Knowledge of the Moon's thermal environment can help in planning future lunar experiments. Credit: Stockbyte Royalty Free Photos
A three-dimensional model provides a realistic insight into the thermal behaviour of the Moon by analysing its surface and subsurface temperatures1.
The model shows that the lunar surface structure, including the thickness of the uppermost layer, plays a vital role in controlling surface and subsurface temperature variations.
This knowledge can help understand the thermal environment of any location on the Moon and is essential for planning future lunar experiments, say researchers at the Physical Research Laboratory in Ahmedabad.
Previous experiments, including Apollo heat-flow experiments, analysed the thermal behaviour of the lunar surface at equatorial regions. To capture surface and subsurface temperatures across the entire lunar landscape, the scientists developed their model using a commercially available software tool.
The model-derived results were validated using those from experiments measuring the thermal profile within a 10 cm column of soil under a simulated lunar environment, and Apollo 15 and 17 data.

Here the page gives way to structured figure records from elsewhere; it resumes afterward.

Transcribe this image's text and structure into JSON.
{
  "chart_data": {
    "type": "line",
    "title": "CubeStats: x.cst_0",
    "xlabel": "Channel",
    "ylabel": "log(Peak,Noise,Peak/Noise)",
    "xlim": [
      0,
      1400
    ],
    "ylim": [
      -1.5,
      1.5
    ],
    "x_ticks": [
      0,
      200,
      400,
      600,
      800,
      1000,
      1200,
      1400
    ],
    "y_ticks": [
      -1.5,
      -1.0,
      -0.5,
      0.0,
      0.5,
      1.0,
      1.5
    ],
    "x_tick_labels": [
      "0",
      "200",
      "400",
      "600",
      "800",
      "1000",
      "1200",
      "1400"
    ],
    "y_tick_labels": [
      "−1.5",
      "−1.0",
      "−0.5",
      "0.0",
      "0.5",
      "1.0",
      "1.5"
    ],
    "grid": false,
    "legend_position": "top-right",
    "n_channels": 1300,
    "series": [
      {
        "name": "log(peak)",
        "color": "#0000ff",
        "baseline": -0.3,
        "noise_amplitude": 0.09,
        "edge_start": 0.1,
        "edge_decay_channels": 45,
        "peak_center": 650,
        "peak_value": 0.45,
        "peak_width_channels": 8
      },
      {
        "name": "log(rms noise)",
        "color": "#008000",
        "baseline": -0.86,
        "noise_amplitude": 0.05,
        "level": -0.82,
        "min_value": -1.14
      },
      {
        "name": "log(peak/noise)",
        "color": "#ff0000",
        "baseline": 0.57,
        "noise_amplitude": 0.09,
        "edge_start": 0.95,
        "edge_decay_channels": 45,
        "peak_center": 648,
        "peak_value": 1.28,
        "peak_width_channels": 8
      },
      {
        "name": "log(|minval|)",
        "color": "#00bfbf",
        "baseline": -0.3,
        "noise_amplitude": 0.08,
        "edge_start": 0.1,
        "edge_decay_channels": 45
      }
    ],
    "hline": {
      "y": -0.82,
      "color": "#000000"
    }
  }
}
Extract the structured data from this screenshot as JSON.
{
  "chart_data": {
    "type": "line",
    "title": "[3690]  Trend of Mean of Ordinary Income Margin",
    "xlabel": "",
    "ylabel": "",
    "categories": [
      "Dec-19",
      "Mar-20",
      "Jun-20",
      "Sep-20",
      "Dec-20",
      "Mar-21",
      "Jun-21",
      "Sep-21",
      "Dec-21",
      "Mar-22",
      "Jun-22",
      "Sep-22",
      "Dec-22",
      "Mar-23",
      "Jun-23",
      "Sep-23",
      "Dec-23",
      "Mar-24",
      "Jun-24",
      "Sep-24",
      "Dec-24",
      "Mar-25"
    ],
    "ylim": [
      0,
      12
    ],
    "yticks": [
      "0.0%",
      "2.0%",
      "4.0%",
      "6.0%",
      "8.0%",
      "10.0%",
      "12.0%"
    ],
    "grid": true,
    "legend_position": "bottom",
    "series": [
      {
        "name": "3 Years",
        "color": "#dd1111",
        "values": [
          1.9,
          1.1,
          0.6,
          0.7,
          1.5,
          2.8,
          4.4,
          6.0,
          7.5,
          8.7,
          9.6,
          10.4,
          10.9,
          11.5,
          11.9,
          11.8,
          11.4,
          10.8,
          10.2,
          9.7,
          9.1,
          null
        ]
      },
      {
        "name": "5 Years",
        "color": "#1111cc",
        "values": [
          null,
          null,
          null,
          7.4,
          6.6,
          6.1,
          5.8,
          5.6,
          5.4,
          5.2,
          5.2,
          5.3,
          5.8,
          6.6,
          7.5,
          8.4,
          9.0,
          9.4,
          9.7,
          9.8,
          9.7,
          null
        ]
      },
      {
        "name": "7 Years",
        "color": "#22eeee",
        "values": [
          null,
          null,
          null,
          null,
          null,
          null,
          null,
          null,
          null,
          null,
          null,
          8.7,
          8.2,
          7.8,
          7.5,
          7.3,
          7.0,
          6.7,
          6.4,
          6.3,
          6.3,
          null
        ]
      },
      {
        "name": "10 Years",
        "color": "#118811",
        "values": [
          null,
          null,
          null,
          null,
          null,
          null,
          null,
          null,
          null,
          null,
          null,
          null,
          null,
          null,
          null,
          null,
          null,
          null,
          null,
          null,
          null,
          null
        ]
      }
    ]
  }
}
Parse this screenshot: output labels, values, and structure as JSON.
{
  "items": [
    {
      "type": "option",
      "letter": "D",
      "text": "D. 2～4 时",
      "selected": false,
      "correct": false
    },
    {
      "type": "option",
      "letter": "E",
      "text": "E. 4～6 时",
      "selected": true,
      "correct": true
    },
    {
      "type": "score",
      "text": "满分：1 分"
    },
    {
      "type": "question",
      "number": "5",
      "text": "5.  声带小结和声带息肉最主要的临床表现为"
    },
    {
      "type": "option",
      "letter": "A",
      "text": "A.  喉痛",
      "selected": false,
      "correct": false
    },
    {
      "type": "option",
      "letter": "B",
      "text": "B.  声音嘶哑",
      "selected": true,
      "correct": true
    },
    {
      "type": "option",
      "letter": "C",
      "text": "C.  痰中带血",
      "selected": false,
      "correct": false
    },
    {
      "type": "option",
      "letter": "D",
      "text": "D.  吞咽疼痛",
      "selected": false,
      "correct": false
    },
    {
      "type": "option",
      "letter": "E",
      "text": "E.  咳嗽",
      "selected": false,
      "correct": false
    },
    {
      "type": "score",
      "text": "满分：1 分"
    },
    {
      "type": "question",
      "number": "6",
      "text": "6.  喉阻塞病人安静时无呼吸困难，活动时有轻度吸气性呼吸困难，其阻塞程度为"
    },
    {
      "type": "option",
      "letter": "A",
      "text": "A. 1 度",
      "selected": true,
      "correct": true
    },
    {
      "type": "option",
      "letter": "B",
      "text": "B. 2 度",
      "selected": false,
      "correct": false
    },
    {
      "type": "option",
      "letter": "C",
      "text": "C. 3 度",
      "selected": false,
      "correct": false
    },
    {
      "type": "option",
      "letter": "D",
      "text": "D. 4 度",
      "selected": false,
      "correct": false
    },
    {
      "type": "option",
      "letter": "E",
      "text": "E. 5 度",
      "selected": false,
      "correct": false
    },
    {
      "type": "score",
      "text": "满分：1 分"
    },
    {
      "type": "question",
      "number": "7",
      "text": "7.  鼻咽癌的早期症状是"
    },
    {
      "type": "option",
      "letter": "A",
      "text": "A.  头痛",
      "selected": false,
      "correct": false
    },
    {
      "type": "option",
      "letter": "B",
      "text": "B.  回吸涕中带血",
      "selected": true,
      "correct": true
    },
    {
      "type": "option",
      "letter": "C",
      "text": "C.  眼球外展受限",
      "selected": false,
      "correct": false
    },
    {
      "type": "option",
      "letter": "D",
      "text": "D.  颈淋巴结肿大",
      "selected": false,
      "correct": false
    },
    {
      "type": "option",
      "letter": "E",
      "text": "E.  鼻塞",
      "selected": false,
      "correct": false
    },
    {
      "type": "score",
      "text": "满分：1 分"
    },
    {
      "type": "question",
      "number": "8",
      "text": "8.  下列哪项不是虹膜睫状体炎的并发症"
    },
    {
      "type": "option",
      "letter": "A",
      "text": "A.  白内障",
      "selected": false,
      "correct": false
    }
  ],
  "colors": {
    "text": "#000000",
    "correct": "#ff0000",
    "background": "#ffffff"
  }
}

The researchers, led by K. Durga Prasad, found that the fluffy uppermost layer strongly inhibits heat propagation into the interior. The model can help track lateral heat transport in three dimensions from a few centimetres to several kilometres – a feature absent in earlier studies.
The model can be used to determine depths for deploying heat-flow probes for future geophysical experiments on the Moon. It could also help locate water-ice at its poles and interpret thermal data recorded by devices to be flown with Chandrayaan-3 or any other future spacecrafts.